Former French President Sarkozy In Police Custody Over Illegal Campaign Funding

Former French president Nicolas Sarkozy has been taken into custody at the judicial police station in Nanterre over illegal campaign financing.

He will be questioned over suspected Libyan financing of his 2007 election campaign.

In April 2012, the investigative website Mediapart published a document it said was signed by a senior Libyan official stating that Libya approved a payment of €50m to “support” Sarkozy’s election campaign.

According to Le Monde, this is the first time Sarkozy has been questioned in relation to the investigation, which was launched in April 2013.
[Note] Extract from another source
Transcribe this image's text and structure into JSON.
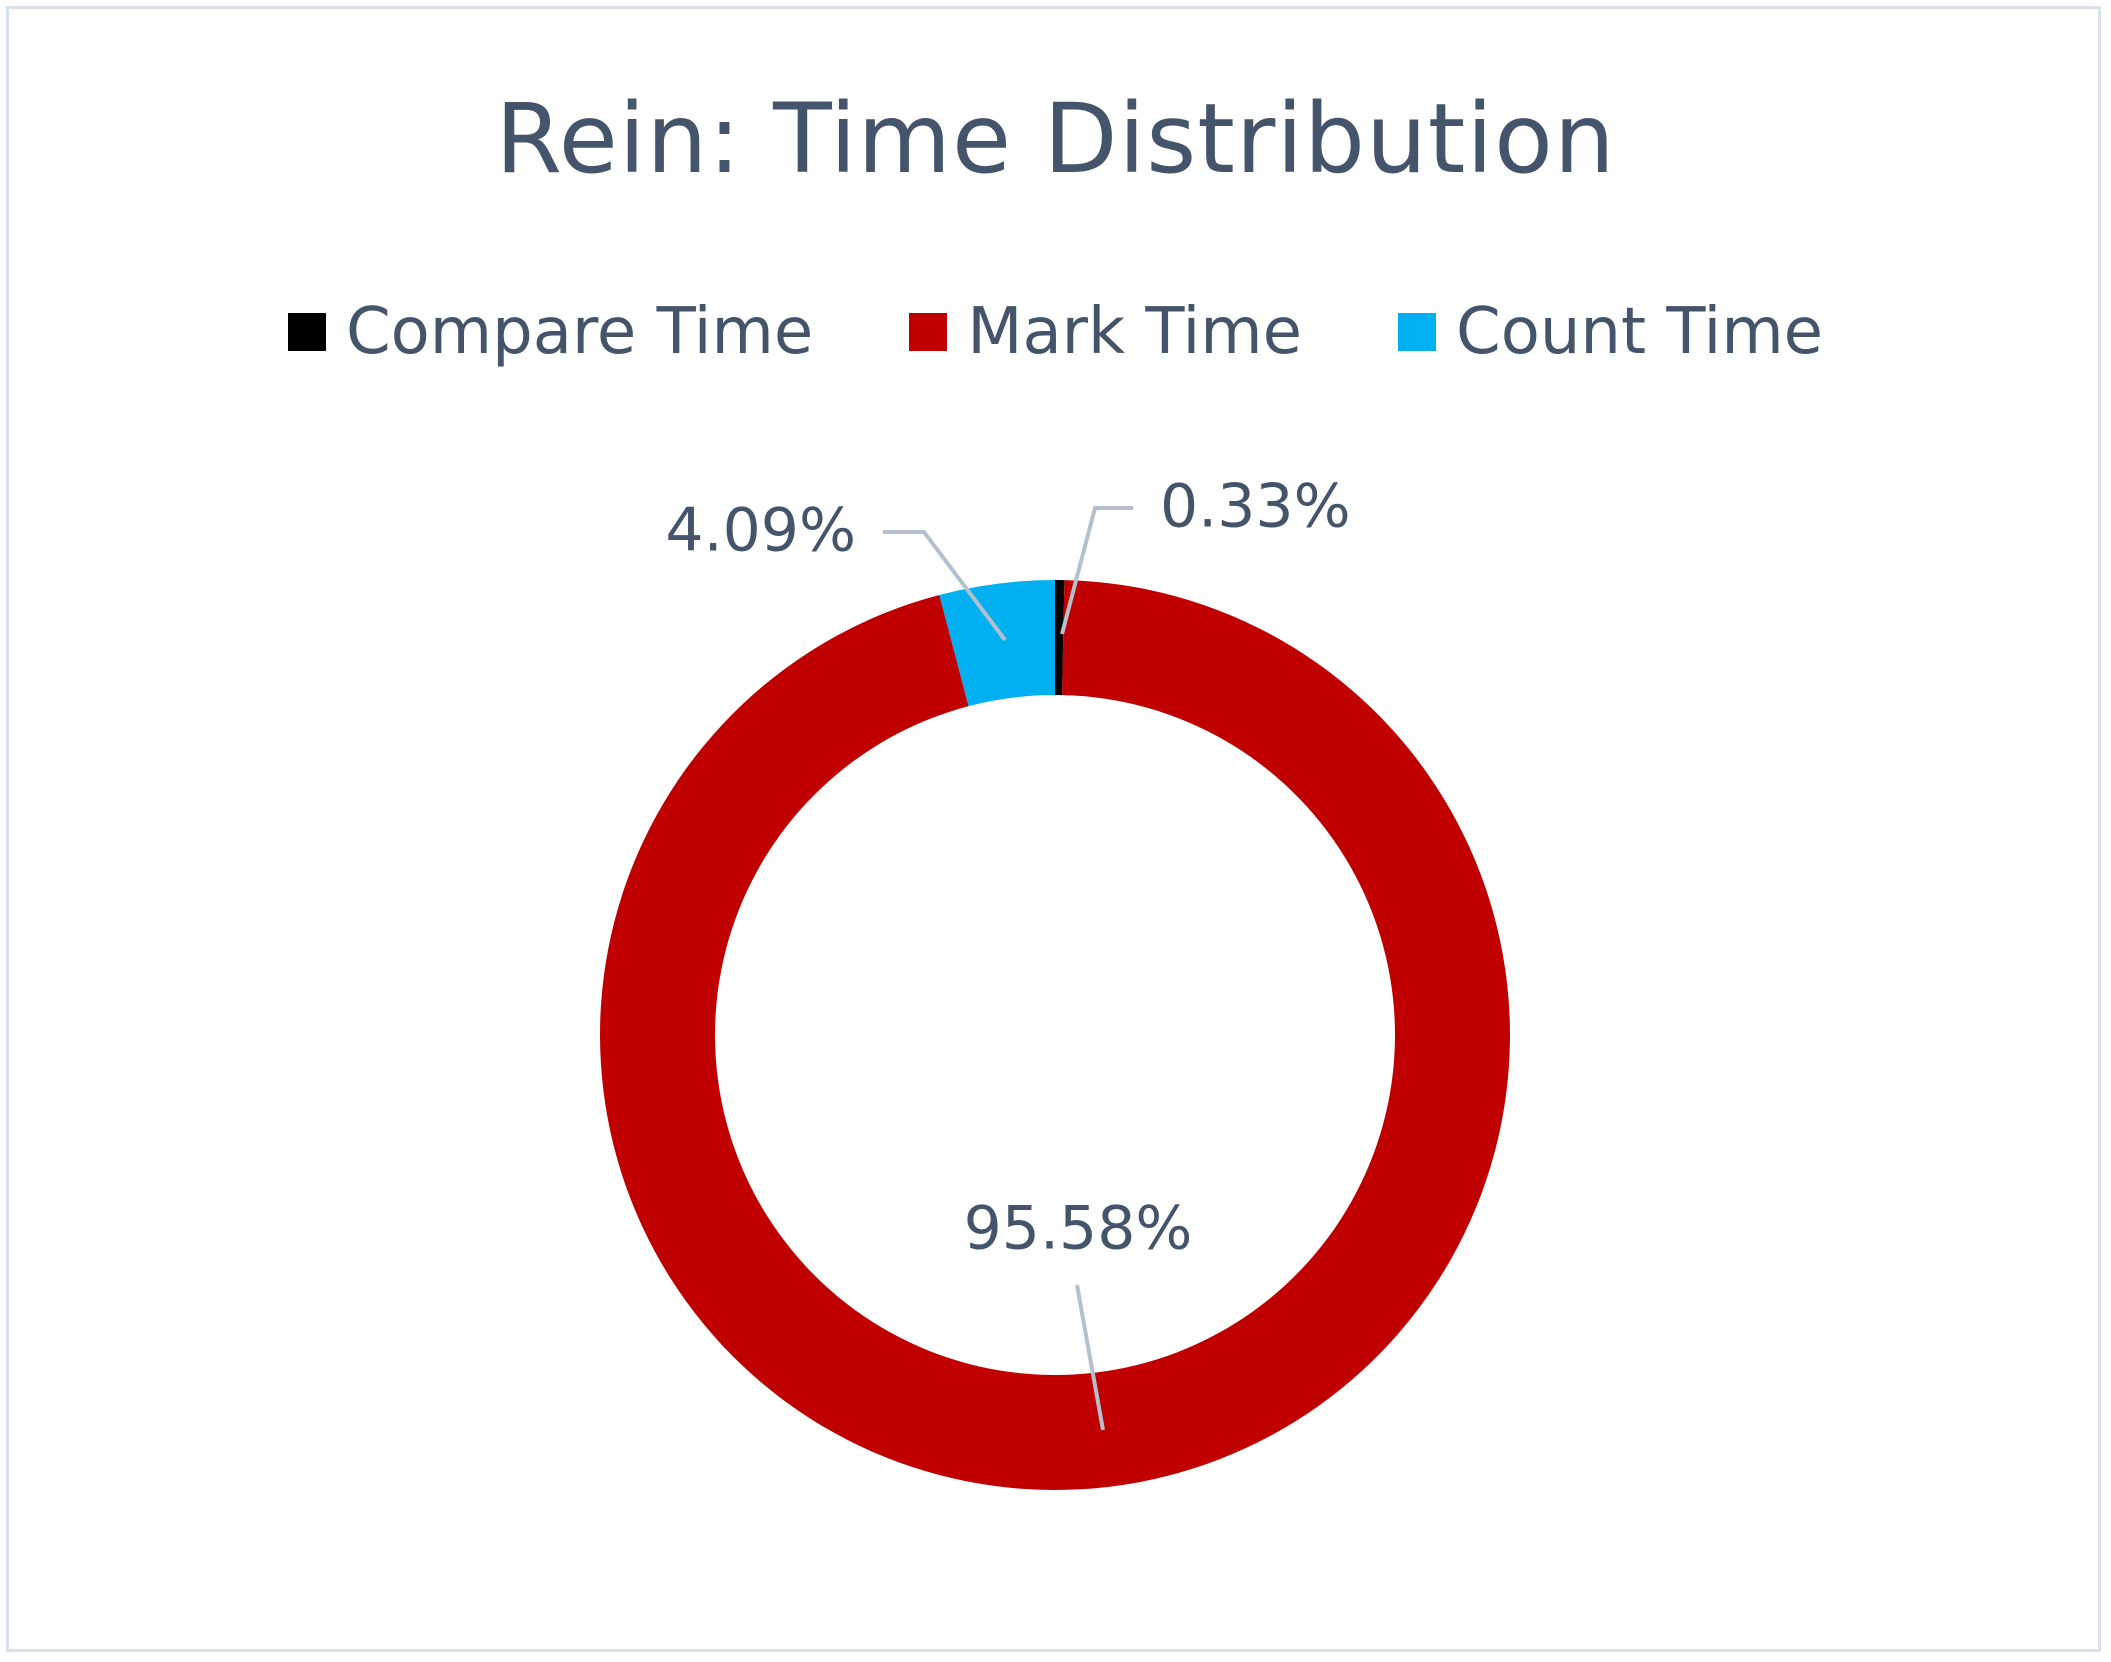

RT reports: In 2014, France’s second-largest public television channel, France-3, made waves after airing an audio excerpt from an interview with Muammar Gaddafi. The late Libyan leader claimed that he financed Nicolas Sarkozy’s presidential campaign in 2007.

“It’s me who made him president,” Gaddafi said in an interview recorded in 2011. Gaddafi was speaking in Tripoli in mid-March, just a few days before the first Western strikes that led to his downfall and killing by militias in October, 2011.

Claims that Sarkozy allegedly received backing from Gaddafi first surfaced in 2012, when Mediapart news agency accused him of accepting €50 million from the Libyan leader to fund his 2007 campaign.

The agency published a statement signed by former Libyan Foreign Minister Moussa Koussa asserting that the claim was true. Sarkozy accused the organization of slander, dismissing the claims as “grotesque.”

The former president’s alleged ties with Gaddafi came under the spotlight again in November 2016. In an interview with Mediapart, Ziad Takieddine, the man who introduced Nicolas Sarkozy to Muammar Gaddafi, confessed to having brought several suitcases containing €5 million prepared for the Libyan regime to the Ministry of the Interior in late 2006 and early 2007.

“It was a case like that. It opened like this. And the money was inside,” Takieddine said in a film released by Mediapart.